The Washington Times

Imagine this: You’ve planned your entire weekend around watching your team play. You’ve paid for YouTube TV, cleared your schedule, maybe even invited friends over.

Then, hours before kickoff, YouTube TV drops the channel — not because of technical issues but because Google is in a contract standoff with the network.

Millions of Americans now face this reality as YouTube TV threatens to pull Fox programming, potentially blocking NFL and college football games during the season’s most exciting weekends.

This isn’t just a corporate spat. It’s part of a larger problem: Google’s relentless drive to dominate every corner of the media landscape and use its power to dictate what we see, hear and even think.

Google treats contract negotiations like a weapon. In 2021, YouTube TV subscribers lost ESPN and ABC during the college bowl season. In 2023, MLB Network vanished without warning before spring training.

Now Fox is on the chopping block just as college football heats up and NFL fans gear up for marquee matchups.

While Google is playing games with your TV, its prices keep climbing. YouTube TV subscriptions are up nearly 30% since 2021 and 14% this year. Google is asking Americans to pay more for less and betting on our love of sports to make it stick.

These blackouts are just the tip of the iceberg. Google controls roughly 90% of internet search, dominates digital advertising, owns the world’s largest video platform, runs the Android operating system on billions of devices and controls the Chrome browser used by most Americans.

No company in American history has had this kind of control over information. Google doesn’t just compete; it owns, manipulates and exploits its dominance across multiple markets.

Courts are finally catching up. In August 2024, Judge Amit Mehta ruled that Google maintained an illegal monopoly in search and advertising. Eight months later, Judge Leonie Brinkema found Google used anticompetitive tactics to dominate digital advertising. Both rulings called out Google’s “deliberate and illegal behavior.”

These weren’t close calls. The evidence of systematic abuse is overwhelming. Google’s dominance becomes especially dangerous when paired with its content moderation. The company has repeatedly targeted conservative voices. It banned President Trump from YouTube for more than two years during critical election periods, suspended Sens. Rand Paul and Ron Johnson for COVID-19 policy discussions, and permanently silenced prominent conservatives such as Dan Bongino.

This isn’t just corporate overreach; it’s also a threat to free speech. When one company controls the marketplace of ideas and the algorithms that decide which ideas are heard, America is at risk.

Now Google is moving this control into live sports.
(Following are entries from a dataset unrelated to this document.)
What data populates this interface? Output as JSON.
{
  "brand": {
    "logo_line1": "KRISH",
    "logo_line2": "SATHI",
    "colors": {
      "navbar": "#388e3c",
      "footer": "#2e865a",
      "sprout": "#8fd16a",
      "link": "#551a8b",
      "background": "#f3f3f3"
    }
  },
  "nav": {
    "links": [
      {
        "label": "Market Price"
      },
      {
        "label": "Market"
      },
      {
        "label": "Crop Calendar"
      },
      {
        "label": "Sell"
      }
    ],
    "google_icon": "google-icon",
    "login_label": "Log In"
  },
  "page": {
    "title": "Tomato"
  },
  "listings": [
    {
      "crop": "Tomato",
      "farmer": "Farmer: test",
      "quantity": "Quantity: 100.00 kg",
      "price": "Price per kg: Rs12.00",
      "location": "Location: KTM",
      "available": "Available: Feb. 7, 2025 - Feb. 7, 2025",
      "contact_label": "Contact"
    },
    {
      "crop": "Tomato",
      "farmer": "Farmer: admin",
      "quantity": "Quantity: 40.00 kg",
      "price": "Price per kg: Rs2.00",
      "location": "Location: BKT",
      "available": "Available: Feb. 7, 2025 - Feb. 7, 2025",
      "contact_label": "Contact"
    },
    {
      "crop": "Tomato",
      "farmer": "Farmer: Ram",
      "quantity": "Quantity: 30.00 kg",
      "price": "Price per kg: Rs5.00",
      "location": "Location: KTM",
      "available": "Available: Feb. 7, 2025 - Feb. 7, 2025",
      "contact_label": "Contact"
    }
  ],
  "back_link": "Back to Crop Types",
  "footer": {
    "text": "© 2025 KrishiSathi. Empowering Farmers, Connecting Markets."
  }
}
As it does, it negotiates with the same networks it seeks to replace. This is like letting Amazon control all package delivery while forcing every competitor to ship through Amazon warehouses. Google leverages its search monopoly to promote its own content, preinstalls YouTube TV on Android devices to crush competition and uses massive ad profits to outbid smaller companies for sports rights. Competitors must play on Google’s field, by Google’s rules and with Google as the referee.

The result? Higher prices, more blackouts, fewer choices and the slow disappearance of independent voices.

This standoff isn’t about fees. It’s about one corporation controlling what Americans watch, read and discuss. Google has quietly become our news curator, speech moderator and telecom provider, without our consent.

We never voted to make Google the gatekeeper of American information. Yet that’s exactly what has happened. Fines haven’t worked; Google treats them as the cost of doing business. With more than $350 billion in revenue last year, a few billion dollars in penalties doesn’t change anything.

Structural reform is the only solution. Google’s search, advertising, video platform and mobile OS should be separated. Competition, not regulation, is what protects consumers and preserves free speech. Sports fans shouldn’t have to choose between their favorite teams and fair pricing. Americans deserve real choice, not the illusion of choice in a Google-controlled marketplace.

Google could end this standoff by negotiating in good faith. Even if this crisis passes, the underlying problem remains: too much power concentrated in too few hands.

It’s time to break up Google before it breaks American freedom, competition and, yes, even football.

Mike Davis is the founder and president of the Article III Project.